INIPOHUWATO.ID – Menanggapi rencana aksi demonstrasi Hari Buruh Internasional (May Day), Gabungan Komisi DPRD Kabupaten Pohuwato menggelar Rapat Dengar Pendapat (RDP) bersama perwakilan massa aksi dan sejumlah pelaku usaha, Senin (27/4/2026).
Rapat tersebut menghadirkan Yosar Ruibah selaku penanggung jawab aksi dari Aliansi Barisan Rakyat Anti Penindasan (BARA API), guna menyampaikan secara langsung tuntutan masyarakat penambang yang saat ini tengah menjadi polemik di Kabupaten Pohuwato.
Dalam forum itu, anggota DPRD Pohuwato, Nasir Giasi, menegaskan bahwa pihaknya ingin mendengar secara komprehensif aspirasi para penambang rakyat yang selama ini menghadapi berbagai persoalan, khususnya terkait aktivitas pertambangan dan hubungan dengan pihak perusahaan.
Nasir menyampaikan, DPRD akan segera mengundang pihak-pihak terkait melalui pimpinan DPRD, termasuk Pemerintah Daerah, perusahaan Merdeka Gold Resource, serta stakeholder lainnya untuk mencari solusi terbaik.
“Kami Gabungan Komisi DPRD akan terus menseriusi persoalan yang dihadapi rakyat penambang guna menghasilkan langkah konkret,” ujar Nasir.
Sementara itu, Yosar Ruibah menegaskan bahwa rencana aksi May Day tetap akan digelar apabila tidak ada kepastian dari DPRD maupun Pemerintah Daerah terhadap tuntutan masyarakat penambang.
Ia mengungkapkan, terdapat tujuh poin tuntutan utama yang akan disuarakan dalam aksi tersebut, di antaranya:
- Menuntut sepenuhnya gerakan harmonisasi hubungan antara pihak perusahaan dan pihak masyarakat penambang yang ditandai dengan kesediaan untuk saling berdampingan dan tidak saling mengganggu satu sama lain yang setidak-tidaknya sampai pada kurun waktu tertentu, khususnya di lokasi sepanjang sungai dari hulu Borose sampai hilir Alamotu, Pani Dalam, Jahiya, Wadi dan beberapa lokasi lainnya yang di garap oleh masyarakat penambang lokal secara turun temurun;
- Menuntut ganti rugi camp dan talang masyarakat penambang yang telah di rusak oleh pihak perusahaan;
- Menuntut percepatan penyelesaian Tali Asih secara keseluruhan agar masyarakat penambang tidak lagi berurusan dengan pihak perusahaan pada soal ganti rugi tertentu dikemudian hari, tentu dengan nilai Tali Asih yang ideal sehingga dapat menjamin keberlanjutan hidup para penambang setelah mereka berhenti beraktivitas di lokasi yang saat ini sudah menjadi konsesi milik perusahaan.
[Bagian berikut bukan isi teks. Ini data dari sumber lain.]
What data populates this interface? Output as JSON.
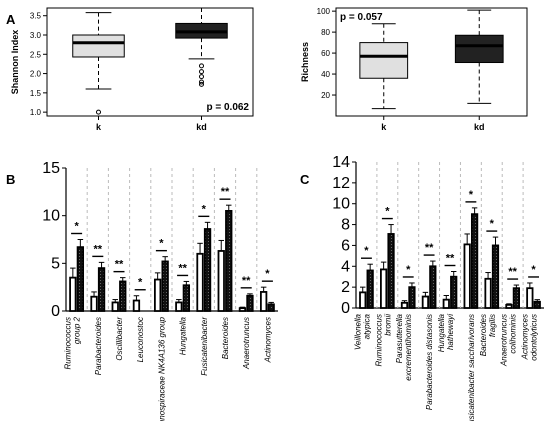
{
  "panel_labels": {
    "a": "A",
    "b": "B",
    "c": "C"
  },
  "chart_data": [
    {
      "type": "boxplot",
      "panel": "A-left",
      "ylabel": "Shannon Index",
      "ylim": [
        0.9,
        3.7
      ],
      "yticks": [
        1.0,
        1.5,
        2.0,
        2.5,
        3.0,
        3.5
      ],
      "pvalue": "p = 0.062",
      "groups": [
        {
          "name": "k",
          "min": 1.6,
          "q1": 2.43,
          "median": 2.8,
          "q3": 3.0,
          "max": 3.58,
          "outliers": [
            1.0
          ],
          "fill": "#e0e0e0"
        },
        {
          "name": "kd",
          "min": 2.38,
          "q1": 2.92,
          "median": 3.08,
          "q3": 3.3,
          "max": 3.7,
          "outliers": [
            2.2,
            2.05,
            1.92,
            1.78,
            1.72
          ],
          "fill": "#222222"
        }
      ]
    },
    {
      "type": "boxplot",
      "panel": "A-right",
      "ylabel": "Richness",
      "ylim": [
        0,
        103
      ],
      "yticks": [
        20,
        40,
        60,
        80,
        100
      ],
      "pvalue": "p = 0.057",
      "groups": [
        {
          "name": "k",
          "min": 7,
          "q1": 36,
          "median": 57,
          "q3": 70,
          "max": 88,
          "outliers": [],
          "fill": "#e0e0e0"
        },
        {
          "name": "kd",
          "min": 12,
          "q1": 51,
          "median": 67,
          "q3": 77,
          "max": 101,
          "outliers": [],
          "fill": "#222222"
        }
      ]
    },
    {
      "type": "bar",
      "panel": "B",
      "ylim": [
        0,
        15
      ],
      "yticks": [
        0,
        5,
        10,
        15
      ],
      "categories": [
        "Ruminococcus group 2",
        "Parabacteroides",
        "Oscillibacter",
        "Leuconostoc",
        "Lachnospiraceae NK4A136 group",
        "Hungatella",
        "Fusicatenibacter",
        "Bacteroides",
        "Anaerotruncus",
        "Actinomyces"
      ],
      "significance": [
        "*",
        "**",
        "**",
        "*",
        "*",
        "**",
        "*",
        "**",
        "**",
        "*"
      ],
      "series": [
        {
          "name": "k",
          "values": [
            3.5,
            1.5,
            0.9,
            1.1,
            3.3,
            0.9,
            6.0,
            6.3,
            0.3,
            2.0
          ],
          "errors": [
            1.0,
            0.5,
            0.3,
            0.5,
            0.7,
            0.3,
            1.1,
            1.1,
            0.1,
            0.5
          ],
          "fill": "#ffffff"
        },
        {
          "name": "kd",
          "values": [
            6.7,
            4.5,
            3.1,
            0.0,
            5.2,
            2.7,
            8.6,
            10.5,
            1.6,
            0.7
          ],
          "errors": [
            0.8,
            0.6,
            0.4,
            0.0,
            0.5,
            0.4,
            0.7,
            0.6,
            0.2,
            0.2
          ],
          "fill": "#1a1a1a"
        }
      ]
    },
    {
      "type": "bar",
      "panel": "C",
      "ylim": [
        0,
        14
      ],
      "yticks": [
        0,
        2,
        4,
        6,
        8,
        10,
        12,
        14
      ],
      "categories": [
        "Veillonella atypica",
        "Ruminococcus bromii",
        "Parasutterella excrementihominis",
        "Parabacteroides distasonis",
        "Hungatella hathewayi",
        "Fusicatenibacter saccharivorans",
        "Bacteroides fragilis",
        "Anaerotruncus colihominis",
        "Actinomyces odontolyticus"
      ],
      "significance": [
        "*",
        "*",
        "*",
        "**",
        "**",
        "*",
        "*",
        "**",
        "*"
      ],
      "series": [
        {
          "name": "k",
          "values": [
            1.5,
            3.7,
            0.5,
            1.1,
            0.8,
            6.1,
            2.8,
            0.3,
            1.9
          ],
          "errors": [
            0.5,
            0.7,
            0.2,
            0.4,
            0.4,
            1.0,
            0.6,
            0.1,
            0.5
          ],
          "fill": "#ffffff"
        },
        {
          "name": "kd",
          "values": [
            3.6,
            7.1,
            2.0,
            4.0,
            3.0,
            9.0,
            6.0,
            1.9,
            0.6
          ],
          "errors": [
            0.6,
            0.9,
            0.4,
            0.5,
            0.5,
            0.6,
            0.8,
            0.3,
            0.2
          ],
          "fill": "#1a1a1a"
        }
      ]
    }
  ]
}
Sambil menunggu hal itu terwujud maka beri kesempatan masyarakat penambang untuk mengais rejeki di lokasinya masing-masing;
- Tuntutan harmonisasi, ganti rugi camp dan talang serta realisasi tali asih dimaksud harus diwujudkan dalam suatu dokumen persetujuan yang ditandatangani oleh pihak perusahaan itu sendiri;
- Menuntut percepatan Izin Pertambang Rakyat (IPR) yang telah dimohonkan di beberapa blok agar segera diterbitkan oleh pemerintah dan mendorong secara serius untuk penambahan blok WPR di lokasi primer baik itu di wilayah cadangan perusahaan maupun di wilayah yang berada pada status kawasan tertentu sehingga dapat menjadi ruang kelola para penambang lokal;
- Mendesak Kapolres Pohuwato untuk tidak memberi bantuan personil kepada pihak perusahaan manakala bantuan tersebut hanya digunakan oleh perusahaan untuk kepentingan menakut-nakuti masyarakat penambang,;
- Menuntut serta mengutuk sepenuhnya segala bentuk arogansi, diskriminasi, intimidasi dan kriminalisasi baik kepada aktivis maupun kepada masyarakat penambang.
“Tujuh poin mendasar ini yang akan kami suarakan pada May Day nanti,” tegas Yosar.
RDP tersebut menjadi langkah awal DPRD dalam menjembatani konflik antara masyarakat penambang dan pihak perusahaan, sekaligus meredam potensi eskalasi menjelang aksi besar yang direncanakan berlangsung dalam waktu dekat.